If data is here to help us make better decisions, and ultimately optimize the life, do we comprehend the other percentages? My case in point is, in the NFL, you are way better off going for it on 4 down and 2 then you are either punting the ball or going for a field goal. However, every time a coach does it , he is either lucky or dumb, never smart. The dumb portion, being that 60% of the time he will make the first down and the other 40% he will not make the first down. The sad part is, that’s life. You can use Optimly as exactly as it says, in bed by 10 pm, only 2 drinks [to avoid cancer of course], you can bring a girl flowers but she may still not like you. Life, as I have harped on, is about the percentages.
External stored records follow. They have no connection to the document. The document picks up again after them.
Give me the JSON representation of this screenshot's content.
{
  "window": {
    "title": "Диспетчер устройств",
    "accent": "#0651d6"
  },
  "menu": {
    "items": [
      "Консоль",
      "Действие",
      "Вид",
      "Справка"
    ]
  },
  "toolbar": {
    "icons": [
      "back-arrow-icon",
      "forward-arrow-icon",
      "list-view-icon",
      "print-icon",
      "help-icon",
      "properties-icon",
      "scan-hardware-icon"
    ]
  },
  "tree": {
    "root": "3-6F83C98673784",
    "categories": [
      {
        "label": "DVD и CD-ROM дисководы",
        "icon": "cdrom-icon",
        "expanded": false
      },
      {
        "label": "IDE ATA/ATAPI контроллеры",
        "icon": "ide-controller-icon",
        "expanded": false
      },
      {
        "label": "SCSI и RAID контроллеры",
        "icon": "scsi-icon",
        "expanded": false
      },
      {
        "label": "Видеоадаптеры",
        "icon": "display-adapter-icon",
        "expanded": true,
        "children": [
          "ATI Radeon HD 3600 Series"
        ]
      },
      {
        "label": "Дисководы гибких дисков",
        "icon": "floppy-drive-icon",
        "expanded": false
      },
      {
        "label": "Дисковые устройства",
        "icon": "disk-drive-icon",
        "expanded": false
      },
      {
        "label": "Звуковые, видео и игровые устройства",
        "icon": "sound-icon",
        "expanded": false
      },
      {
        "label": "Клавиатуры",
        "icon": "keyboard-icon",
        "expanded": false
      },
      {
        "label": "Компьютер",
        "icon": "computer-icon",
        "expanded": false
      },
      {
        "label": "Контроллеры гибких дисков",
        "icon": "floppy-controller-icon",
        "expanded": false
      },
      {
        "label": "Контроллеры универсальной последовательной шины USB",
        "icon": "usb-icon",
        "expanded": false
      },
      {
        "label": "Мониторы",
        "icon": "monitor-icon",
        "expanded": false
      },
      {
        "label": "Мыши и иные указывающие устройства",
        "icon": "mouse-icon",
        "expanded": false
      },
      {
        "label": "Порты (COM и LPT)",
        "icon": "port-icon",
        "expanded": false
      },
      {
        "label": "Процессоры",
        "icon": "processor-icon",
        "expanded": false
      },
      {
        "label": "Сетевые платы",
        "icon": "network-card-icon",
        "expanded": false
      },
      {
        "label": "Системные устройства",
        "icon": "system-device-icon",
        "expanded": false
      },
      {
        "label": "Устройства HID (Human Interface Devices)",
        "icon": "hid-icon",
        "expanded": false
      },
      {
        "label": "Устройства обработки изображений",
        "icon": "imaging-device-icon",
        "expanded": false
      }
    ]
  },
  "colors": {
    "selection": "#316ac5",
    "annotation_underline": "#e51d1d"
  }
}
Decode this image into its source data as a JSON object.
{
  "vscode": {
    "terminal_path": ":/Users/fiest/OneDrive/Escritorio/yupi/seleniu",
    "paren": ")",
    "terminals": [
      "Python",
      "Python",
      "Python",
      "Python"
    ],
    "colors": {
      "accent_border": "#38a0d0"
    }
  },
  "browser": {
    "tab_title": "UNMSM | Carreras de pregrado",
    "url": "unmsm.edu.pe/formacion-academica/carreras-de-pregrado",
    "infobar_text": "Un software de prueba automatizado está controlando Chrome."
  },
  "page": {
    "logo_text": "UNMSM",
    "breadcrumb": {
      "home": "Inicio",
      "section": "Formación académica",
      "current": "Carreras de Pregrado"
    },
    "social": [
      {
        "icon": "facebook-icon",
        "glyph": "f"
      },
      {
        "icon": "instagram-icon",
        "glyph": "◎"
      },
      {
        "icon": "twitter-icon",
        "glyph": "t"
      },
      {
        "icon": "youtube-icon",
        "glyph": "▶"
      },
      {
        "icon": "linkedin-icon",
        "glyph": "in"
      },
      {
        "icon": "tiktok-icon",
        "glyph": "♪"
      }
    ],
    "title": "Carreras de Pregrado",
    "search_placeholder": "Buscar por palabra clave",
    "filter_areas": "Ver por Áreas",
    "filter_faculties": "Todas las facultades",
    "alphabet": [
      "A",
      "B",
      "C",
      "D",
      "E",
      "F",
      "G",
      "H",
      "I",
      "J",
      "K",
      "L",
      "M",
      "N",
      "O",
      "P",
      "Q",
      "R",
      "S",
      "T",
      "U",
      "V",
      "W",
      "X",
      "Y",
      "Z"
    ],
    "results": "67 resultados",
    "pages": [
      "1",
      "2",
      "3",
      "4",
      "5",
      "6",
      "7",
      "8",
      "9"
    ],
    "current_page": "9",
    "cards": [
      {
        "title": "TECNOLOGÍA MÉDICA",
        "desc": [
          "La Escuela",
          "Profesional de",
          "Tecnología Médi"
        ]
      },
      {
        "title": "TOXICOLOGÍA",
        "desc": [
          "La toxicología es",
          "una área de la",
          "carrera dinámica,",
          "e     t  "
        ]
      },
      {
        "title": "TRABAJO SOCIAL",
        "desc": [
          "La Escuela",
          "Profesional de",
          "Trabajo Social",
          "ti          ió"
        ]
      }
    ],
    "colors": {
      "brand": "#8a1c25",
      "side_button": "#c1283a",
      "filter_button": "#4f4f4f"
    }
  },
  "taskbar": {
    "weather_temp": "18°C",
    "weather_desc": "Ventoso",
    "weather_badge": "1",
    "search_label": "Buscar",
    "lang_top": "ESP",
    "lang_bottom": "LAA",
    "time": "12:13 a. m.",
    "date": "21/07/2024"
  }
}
Its what makes it interesting, we a subtle betting against the odds, we doing things that optmily (knows or thinks depending on your interpretation) are dumb, like  never stay out past 2 am. Yet some of our best stories are Optimly’s worst nightmares, the staying up as the sunrises with your best friends, not studying until right before the examine, spending way too much a gift for someone or my personal favorite, having a competition to see who can chug the beer fastest. I much be preaching too much, but life isn’t supposed to be optimized, its supposed to be lived. Use the data to put you in the right places, but don’t be afraid to shy against the ‘optimal path’ every once in a while.

1 comment:

BT said...

I agree with your general sentiments. As you point out, access to data can drive us to look inward, to over analyze the micro decisions and I think, shrink our worlds, distract us from what's important (friends, human connection... love). I'm more excited about how data can inform our collective decision making and how it can put into context the summation of our daily individual choices to help us understand and respond to what they mean for our local communities and planet. For instance: paper vs. plastic, what retailers we patron, consumption habits, car vs. public transit, voting patterns... How can more digestible data build better citizens?